October 9, 2023 - 3:00pm


The atmosphere at Labour’s annual conference stands in defiant contrast to the prevailing winds of British politics. Pessimism has captured those on the Right, with the generals of Brexit most likely to chastise the government on issues such as immigration, policing and tax. Foreboding is rife among Scottish nationalists too, with talk even of a possible collapse after last week’s by-election defeat. And while the Liberal Democrats remain the virtuosi of local campaigns, they’ve failed to create a wedge on the issue of EU membership. While they are likely beneficiaries from Tory demise across the English South, that is also to the advantage of Keir Starmer.

After that thunderous result in South Lanarkshire last week, Labour is truly starting to believe. 

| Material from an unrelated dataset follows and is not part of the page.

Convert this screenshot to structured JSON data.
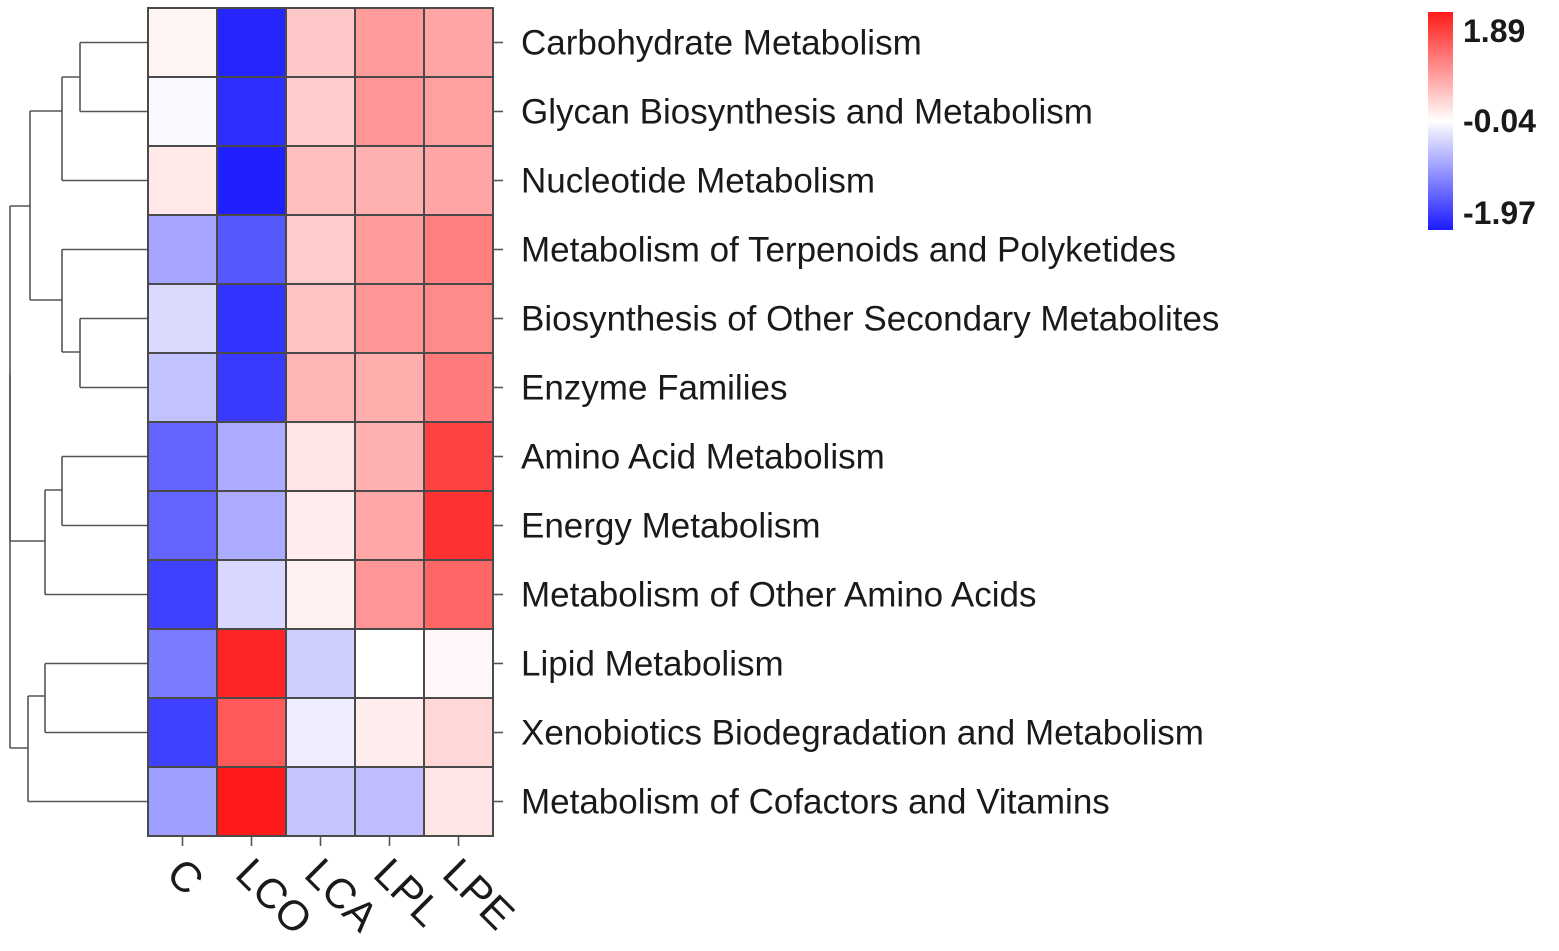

Attendees at conference, including those sceptical of Starmer, are buoyed by the prospect of power. Representatives from multiple trade unions told me they knew that they were marginal actors — but that they still stood to benefit from a majority Labour government. The volatility of politics in recent years also means those who dislike Starmer — or who are concerned by the absence of a strategy for government — can reasonably speculate that things could quickly change after any election win.

One surprising advantage in appearing to not believe in very much is that others presume you are amenable to persuasion. Perhaps that is why hardcore Remainers are endorsing Starmer — despite the man himself ruling out even membership of a customs union. Elsewhere, those who favour proportional representation are convinced he can still be won round, despite a spokesperson briefing earlier this year how the Labour leader has a “long-standing opposition” to electoral reform. For much of the last 13 years, people would slice their membership cards in two over such points of difference, but the possibility of power offers a strange and curious alchemy. 

Yet the substance of what Labour is offering is as threadbare as emotions are high. On Sunday, Angela Rayner outlined how her party would address the housing crisis. The plan is to oversee the building of 1.5 million homes over five years, primarily through “getting tough” on developers. But even this target — of 300,000 new homes a year — is a tacit admission of failure given it is estimated Britain needs to build more than 440,000 a year, for a quarter of a century, to solve the housing crisis. On perhaps the single biggest issue facing under-45s, Labour is yet to arrive at the starting line.

Then there is the quest for growth. Speaking to the BBC on Sunday morning, Keir Starmer was adamant that “stability” was the missing ingredient in order for Britain’s economy to bounce back. Given productivity has stagnated for 15 years, this seems deeply unserious. Does anyone actually believe the answer to the country’s “productivity puzzle” is simply a well-coiffed prime minister who won’t say something insane when they think nobody is watching? 

The Green Prosperity Fund, much lauded by Rachel Reeves, would cost as much as £28 billion in the final year of any first term. The pretence remains that this will somehow be funded through changing planning regulations and the crossing of fingers. In its own way the “Starmer project”, currently being feted even by the likes of the Financial Times, is as delusional as anything conjured up by Liz Truss.

Finally, there is the NHS. Here too Labour is prone to highlighting problems on an almighty scale, yet proceeding to act with caution verging on impotence. Over 7.6 million people are presently on NHS waiting lists. In England there are 47,000 vacancies for nurses, and 110,000 vacancies overall — a figure which could rise to over 300,000 by the late 2030s. The idea that such a challenge can be addressed through funding overtime for existing staff — as was proposed by Labour on Sunday — is absurd. It is akin to screaming “fire” as one’s house burns down and then brandishing a water pistol. 

The exuberance at Labour Conference is palpable, but the vacuum of policy is a powerful counterweight. Have so many ever been so excited by so little? For now the possibility of removing the Conservatives, and gaining political power, is intoxicating. But it’s hard to imagine that will long endure once Labour is tasked with solving the country’s myriad problems. Nigel Farage knows this as he plots the future of the British Right from opposition. The question is: does the Left?

Aaron Bastani is the co-founder of Novara Media, and the author of Fully Automated Luxury Communism.